Years ago, I had a friend with whom I had a running debate over the merits of fame versus money. He, having family money, naturally argued in favor of fame. All he wanted out of life was to have strangers recognize him in the street. My rebuttal was that if you had money, you could easily acquire fame. I still stand by that. For goodness sake, all you have to do is look at Donald Trump.

In our society, money spent on behalf of self-promotion will always pay off. For the first time in history, huge numbers of people have become famous for no other reason than that they want to be. There are publicists in every major American city who earn a decent living simply by getting their otherwise anonymous clients invited to social gatherings, and then getting the guest lists published in the papers.
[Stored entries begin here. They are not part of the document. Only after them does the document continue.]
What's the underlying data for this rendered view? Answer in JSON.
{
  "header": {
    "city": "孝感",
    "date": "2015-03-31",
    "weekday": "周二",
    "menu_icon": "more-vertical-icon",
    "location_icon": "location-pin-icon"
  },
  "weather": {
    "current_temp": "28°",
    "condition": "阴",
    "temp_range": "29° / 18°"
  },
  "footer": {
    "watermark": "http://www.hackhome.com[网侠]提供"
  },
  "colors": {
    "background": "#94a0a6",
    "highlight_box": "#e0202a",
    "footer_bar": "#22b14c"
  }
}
It has always mystified me why people would pay to see their names in print in such a context. I mean, what's going on in their heads? Do they imagine their friends and neighbors will read the list and then gnash their teeth, while muttering, "I'm green with envy! How is it that the Kluttermans get invited to all these chi-chi events when old Charley can't tell the difference between rumaki and pigs in a blanket?!"

There are large numbers of people who obviously subscribe to the nutty notion that it doesn't matter what is said about you just so long as your name is spelled right. But, if you don't happen to be one of those people, they can seem as alien as Martian fruitcakes.
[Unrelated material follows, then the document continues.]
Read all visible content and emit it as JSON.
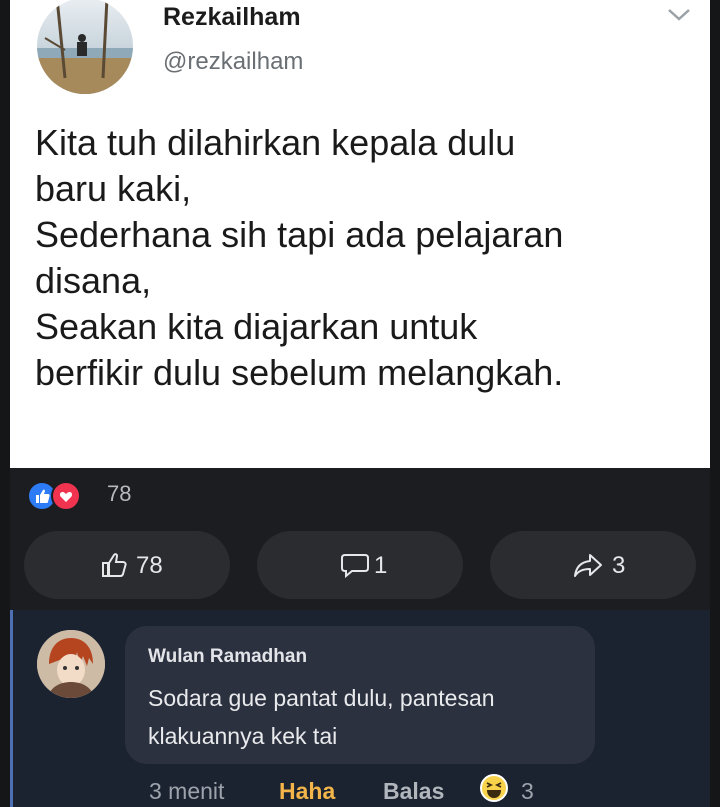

The whole idea of fame, of celebrityhood separate from achievement, is a unique modern concept. It wasn't that long ago that you had to be a Chaplin, a Garbo, a Lindbergh, an Einstein, a Hemingway, an Edison, a Babe Ruth, to be notable. Now, thanks to the mass media's gigantic maw, it's no trick at all. Be a victim, be a hostage, be a sex toy, be a monster, be a freak, be Monica Lewinsky or Charles Manson, and, overnight, Barbara Walters and Larry King will turn you into a household name.

One odd side effect of fame is that, in spite of its often highly publicized pitfalls -- drug addiction, poverty, loneliness, even suicide -- millions of youngsters are lined up, dying to emulate their icons. Some of them are confident that they will somehow manage to avoid the excesses that doomed the likes of Elvis, Marilyn and James Dean, while others simply don't care -- ready and willing to swap forty or fifty years of life for the chance to wind up on a poster.

Fame as a bought-and-paid-for commodity strikes me as most peculiar. In its basic form, it means you are widely known to countless numbers of anonymous people, most of whom you would despise if you knew them as individuals. And of course the irony is that once your fantasy comes true, you have to build high walls and employ armed bodyguards to keep the horde of goofs at a safe distance.

Finally, I would say there is nothing wrong with fame, in and of itself. Cure polio, you deserve to be famous. But, go to a party, you only deserve to be fed.